The persisted topics from previous LDA run are placed first in list of topics of the new LDA run, so so old topic 57 becomes new topic 0, old topic 87 is new topic 1, etc.

In [None]:
old_persisted_index = beer3_model.selected_topics
new_persisted_index = range(len(beer3_model.selected_topics))

print "in beer3pos = " + str(old_persisted_index)
print "in beer2pos = " + str(new_persisted_index)

If we show the ranking of the top-10 topics in beer2pos by the H-index, we see that the persisted topics from beer3 aren't very high up the list, i.e. we don't see topics 0 - 9 there.

In [None]:
topic_ranking, sorted_topic_counts = ms2lda.rank_topics(sort_by='h_index', top_N=10)

We can also plot the fragments in topics 0 - 9 in beer2pos.

In [None]:
ms2lda.do_thresholding(th_doc_topic=0.05, th_topic_word=0.05)

In [None]:
# non-interactive
ms2lda.plot_lda_fragments(consistency=0.0, sort_by="h_index", selected_topics=new_persisted_index)

# interactive
# ms2lda.plot_lda_fragments(consistency=0.0, sort_by="h_index", interactive=True)

We can also plot of the predictive distribution of the persisted topics (theta) in the old and new LDA results

In [None]:
pred_old = beer3_model.posterior_alpha
pred_old = pred_old / np.sum(pred_old)
pred_old = pred_old[old_persisted_index]
print pred_old

beer2_model = ms2lda.model
pred_new = beer2_model.posterior_alpha
pred_new = pred_new / np.sum(pred_new)
pred_new = pred_new[new_persisted_index]
print pred_new

In [None]:
K = len(old_persisted_index)
ind = np.arange(K)  # the x locations for the groups
width = 0.35       # the width of the bars
fig, ax = plt.subplots()
rects1 = ax.bar(ind, pred_old, width, color='g')
rects2 = ax.bar(ind+width, pred_new, width, color='b')
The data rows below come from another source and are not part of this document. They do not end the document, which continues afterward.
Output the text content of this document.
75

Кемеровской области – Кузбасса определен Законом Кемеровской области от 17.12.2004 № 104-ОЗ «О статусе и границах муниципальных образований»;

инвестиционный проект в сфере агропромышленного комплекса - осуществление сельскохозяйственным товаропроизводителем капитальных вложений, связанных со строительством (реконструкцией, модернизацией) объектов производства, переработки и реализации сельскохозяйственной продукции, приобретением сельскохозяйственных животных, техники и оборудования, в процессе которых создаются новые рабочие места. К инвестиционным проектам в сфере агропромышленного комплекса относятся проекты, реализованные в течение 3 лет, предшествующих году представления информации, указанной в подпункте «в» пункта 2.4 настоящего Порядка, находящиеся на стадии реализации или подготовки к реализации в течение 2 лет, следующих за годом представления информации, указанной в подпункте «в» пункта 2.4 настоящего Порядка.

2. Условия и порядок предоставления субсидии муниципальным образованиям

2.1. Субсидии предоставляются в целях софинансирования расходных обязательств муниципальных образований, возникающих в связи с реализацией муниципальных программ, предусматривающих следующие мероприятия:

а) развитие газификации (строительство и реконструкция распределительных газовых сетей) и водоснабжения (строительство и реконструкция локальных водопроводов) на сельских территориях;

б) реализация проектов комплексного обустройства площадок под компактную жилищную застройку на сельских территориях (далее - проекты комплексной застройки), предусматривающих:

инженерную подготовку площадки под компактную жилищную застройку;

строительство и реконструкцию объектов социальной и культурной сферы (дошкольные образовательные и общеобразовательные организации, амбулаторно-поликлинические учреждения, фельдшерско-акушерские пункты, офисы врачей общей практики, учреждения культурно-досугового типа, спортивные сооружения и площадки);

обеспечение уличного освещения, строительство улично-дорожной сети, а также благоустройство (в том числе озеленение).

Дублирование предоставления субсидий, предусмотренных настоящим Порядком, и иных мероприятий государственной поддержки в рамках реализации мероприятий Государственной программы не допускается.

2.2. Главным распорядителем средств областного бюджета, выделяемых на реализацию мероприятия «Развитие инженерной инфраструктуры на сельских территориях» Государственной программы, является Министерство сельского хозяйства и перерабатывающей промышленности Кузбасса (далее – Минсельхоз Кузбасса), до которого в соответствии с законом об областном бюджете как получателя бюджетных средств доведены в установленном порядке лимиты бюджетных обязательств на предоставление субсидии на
# add some text for labels, title and axes ticks
ax.set_ylabel('Predictive Probability')
ax.set_xlabel('Persistent Topic')
ax.set_title('Predictive distributions of persistent topics')
ax.set_xticks(ind+width)
ax.set_xticklabels(old_persisted_index)

ax.legend( (rects1[0], rects2[0]), ('Beer3pos', 'Beer2pos') )
plt.show()